1893 gründete Adolf Strüver die Ad. Strüver KG in Hamburg, am 23. April 1893 ließ er sie in das Hamburger Handelsregister eintragen. 1932 trat sein Sohn Hans Strüver in das Unternehmen ein und gründete eine Abteilung für Aggregatebau. Von da an bildete die Entwicklung und Fertigung von Stromerzeugungsaggregaten den Kern des Unternehmens. 1936 wurde die Abteilung aus dem Unternehmen ausgegliedert und in eine eigenständige Firma umgewandelt. Diese errichtete 1936 eine neue Produktionsstätte auf dem Gelände des früheren Petersenparks in Groß Borstel (später Niendorfer Weg), die 1939 in Betrieb genommen wurde.
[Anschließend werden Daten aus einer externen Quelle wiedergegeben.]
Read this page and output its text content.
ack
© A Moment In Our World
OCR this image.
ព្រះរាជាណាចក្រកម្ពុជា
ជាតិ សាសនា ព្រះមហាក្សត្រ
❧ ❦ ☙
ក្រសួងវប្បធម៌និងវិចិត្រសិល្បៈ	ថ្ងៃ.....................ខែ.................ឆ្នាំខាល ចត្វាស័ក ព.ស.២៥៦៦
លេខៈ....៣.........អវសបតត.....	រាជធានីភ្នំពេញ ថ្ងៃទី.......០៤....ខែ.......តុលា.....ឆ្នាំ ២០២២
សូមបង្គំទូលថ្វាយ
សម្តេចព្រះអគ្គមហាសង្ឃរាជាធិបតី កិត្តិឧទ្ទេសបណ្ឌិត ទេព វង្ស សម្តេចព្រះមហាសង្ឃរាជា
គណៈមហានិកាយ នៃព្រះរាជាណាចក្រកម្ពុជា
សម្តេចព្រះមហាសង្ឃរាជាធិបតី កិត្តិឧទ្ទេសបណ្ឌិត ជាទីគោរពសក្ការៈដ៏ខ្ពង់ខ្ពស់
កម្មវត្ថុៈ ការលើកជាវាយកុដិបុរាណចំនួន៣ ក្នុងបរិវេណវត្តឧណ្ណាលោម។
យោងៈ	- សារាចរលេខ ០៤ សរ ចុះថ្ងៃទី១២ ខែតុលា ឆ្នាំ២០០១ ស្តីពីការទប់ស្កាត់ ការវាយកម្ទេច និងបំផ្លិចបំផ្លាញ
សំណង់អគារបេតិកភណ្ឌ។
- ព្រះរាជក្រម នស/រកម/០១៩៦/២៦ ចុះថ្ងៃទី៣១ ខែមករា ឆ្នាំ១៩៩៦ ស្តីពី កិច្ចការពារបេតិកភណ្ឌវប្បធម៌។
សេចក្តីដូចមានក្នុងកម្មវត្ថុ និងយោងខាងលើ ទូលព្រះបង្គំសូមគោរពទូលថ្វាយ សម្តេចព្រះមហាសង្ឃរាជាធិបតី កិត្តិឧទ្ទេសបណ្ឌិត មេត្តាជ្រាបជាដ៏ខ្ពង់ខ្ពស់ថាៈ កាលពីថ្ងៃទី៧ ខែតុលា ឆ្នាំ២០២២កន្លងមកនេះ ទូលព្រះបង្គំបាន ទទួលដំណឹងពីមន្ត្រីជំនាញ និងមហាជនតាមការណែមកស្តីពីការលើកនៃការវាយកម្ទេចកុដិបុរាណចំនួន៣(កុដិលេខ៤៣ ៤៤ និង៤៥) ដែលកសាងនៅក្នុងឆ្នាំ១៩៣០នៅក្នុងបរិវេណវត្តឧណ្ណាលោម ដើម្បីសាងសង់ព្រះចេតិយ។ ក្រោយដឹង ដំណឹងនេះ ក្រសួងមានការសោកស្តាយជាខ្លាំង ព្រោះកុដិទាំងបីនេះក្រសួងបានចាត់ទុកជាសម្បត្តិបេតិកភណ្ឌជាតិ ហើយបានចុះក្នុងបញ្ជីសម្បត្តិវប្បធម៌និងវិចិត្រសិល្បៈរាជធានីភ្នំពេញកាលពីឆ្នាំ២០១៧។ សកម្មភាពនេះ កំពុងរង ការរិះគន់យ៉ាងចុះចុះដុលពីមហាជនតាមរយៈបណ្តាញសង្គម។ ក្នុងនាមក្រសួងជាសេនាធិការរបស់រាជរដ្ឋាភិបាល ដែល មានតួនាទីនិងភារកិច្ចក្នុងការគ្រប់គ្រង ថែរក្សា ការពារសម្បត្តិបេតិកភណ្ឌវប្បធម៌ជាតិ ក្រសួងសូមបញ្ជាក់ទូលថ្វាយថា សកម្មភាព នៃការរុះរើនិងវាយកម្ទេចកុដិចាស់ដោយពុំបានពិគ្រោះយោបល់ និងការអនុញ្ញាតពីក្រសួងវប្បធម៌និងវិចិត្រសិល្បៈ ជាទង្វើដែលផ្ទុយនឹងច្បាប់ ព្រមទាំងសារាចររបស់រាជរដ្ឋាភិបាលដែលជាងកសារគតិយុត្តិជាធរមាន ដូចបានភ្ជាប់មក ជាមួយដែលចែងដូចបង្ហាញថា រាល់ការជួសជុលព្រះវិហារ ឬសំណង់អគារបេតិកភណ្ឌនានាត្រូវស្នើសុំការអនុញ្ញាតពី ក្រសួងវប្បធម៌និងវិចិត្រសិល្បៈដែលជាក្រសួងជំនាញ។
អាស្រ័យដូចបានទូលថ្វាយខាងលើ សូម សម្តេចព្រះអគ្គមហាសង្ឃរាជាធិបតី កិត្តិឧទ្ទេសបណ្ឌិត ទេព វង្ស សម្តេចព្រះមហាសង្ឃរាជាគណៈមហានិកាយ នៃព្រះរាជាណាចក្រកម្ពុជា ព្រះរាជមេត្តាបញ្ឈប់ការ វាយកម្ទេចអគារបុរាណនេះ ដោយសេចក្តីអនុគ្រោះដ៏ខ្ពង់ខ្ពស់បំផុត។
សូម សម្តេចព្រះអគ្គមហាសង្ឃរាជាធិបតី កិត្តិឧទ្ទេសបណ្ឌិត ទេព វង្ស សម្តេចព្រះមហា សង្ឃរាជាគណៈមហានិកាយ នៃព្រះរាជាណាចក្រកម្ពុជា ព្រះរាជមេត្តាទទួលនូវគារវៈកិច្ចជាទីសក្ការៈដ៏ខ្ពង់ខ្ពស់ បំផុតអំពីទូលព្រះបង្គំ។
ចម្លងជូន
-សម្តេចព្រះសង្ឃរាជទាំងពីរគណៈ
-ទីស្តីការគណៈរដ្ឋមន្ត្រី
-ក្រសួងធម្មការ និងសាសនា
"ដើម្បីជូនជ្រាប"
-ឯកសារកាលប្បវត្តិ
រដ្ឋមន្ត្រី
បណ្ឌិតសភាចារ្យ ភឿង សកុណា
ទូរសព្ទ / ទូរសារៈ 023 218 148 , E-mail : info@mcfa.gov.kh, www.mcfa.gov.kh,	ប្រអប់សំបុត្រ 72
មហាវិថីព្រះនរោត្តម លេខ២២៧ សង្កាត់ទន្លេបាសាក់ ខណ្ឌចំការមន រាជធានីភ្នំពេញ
Das Grundstück hatte zuvor die Tierhandlung Fockelmann für ihren Tierpark genutzt. Die Fertigung der Aggregate erfolgte unter der Bezeichnung Ad. Strüver Aggregatebau KG.[1] Für die Beschäftigten dieses Unternehmens sowie für die des Zweigwerks der Vereinigten Deutschen Metallwerke (VDM) in Groß Borstel wurden zwischen 1938 und 1941 Wohnblocks am Lokstedter Damm und Brödermannsweg hochgezogen, außerdem entstand die Straße Geesmoor.[2] Während der NS-Zeit trat er nicht der NSDAP bei.
Mit Beginn des Zweiten Weltkriegs im September 1939 erweiterte das Unternehmen seine Produktion durch den Bau kleiner Feldbahn-Lokomotiven auf Basis eines Lorengestells, angetrieben durch einen 5-PS-Dieselmotor.[3] Diese mit dem rassistischen Begriff „Schienen-Kulis“[4] bezeichneten Fahrzeuge produzierte es bis 1942 in Zusammenarbeit mit der Firma Hatlapa, Uetersener Maschinenfabrik GmbH & Co., Uetersen.[5] Feldbahn-Lokomotiven kamen unter anderem „beim Torfabbau, in Tongruben und Ziegeleien“ zum Einsatz, außerdem „in Kiesgruben, Steinbrüchen, bei Aufgrabungen, beim Straßenbau und auf Baustellen aller Art“, so ein späterer Firmenprospekt.[6] Im Zweiten Weltkrieg dienten Feldbahnen zudem zum militärischen Material- und Personaltransport (Heeresfeldbahn) und bis in die Nachkriegszeit hinein zum Trümmerräumen nach Bombenangriffen.Aggregate stellte Ad. Strüver aber weiterhin her. Diese seien, so ein damals bei Strüver beschäftigter Schweißer, während des Zweiten Weltkriegs „überwiegend für die Wehrmacht“ bestimmt gewesen.[7] Ein Strüver-Aggregat fand bereits 1936 in der Heeresversuchsanstalt Peenemünde Verwendung.[8]
Zwischen Juli 1941 und November 1944 beschäftigte Ad. Strüver Aggregatebau mindestens 120 Zwangsarbeiter. Diese waren in zwei Wohnbaracken mit eigenen Küchen untergebracht, die sich neben dem Fabrikgelände befanden. Es handelte sich um 80 Zwangsarbeiter aus der Sowjetunion („Ostarbeiterlager“) und 42 Zwangsarbeiter aus anderen Ländern, unter anderem aus Belgien, Italien und Frankreich („Fremdarbeiterlager“).[9]  Bis heute ist Ad. Strüver KG im Bau von Stromerzeugungs-Aggregaten tätig, seit 1977 besitzt die Kölner Deutz AG, auf die die Deutsche Bank maßgeblich Einfluss hat, 94 Prozent der Unternehmensanteile.[10] In einer Ausgabe des Mitgliedermagazins der Handelskammer Hamburg wurden Bundeswehr und NATO 1989 als „wichtige Kunden“ von Strüver bezeichnet.[11] In verschiedenen Publikationen warb das Unternehmen zudem aktiv um militärische Kunden.[12]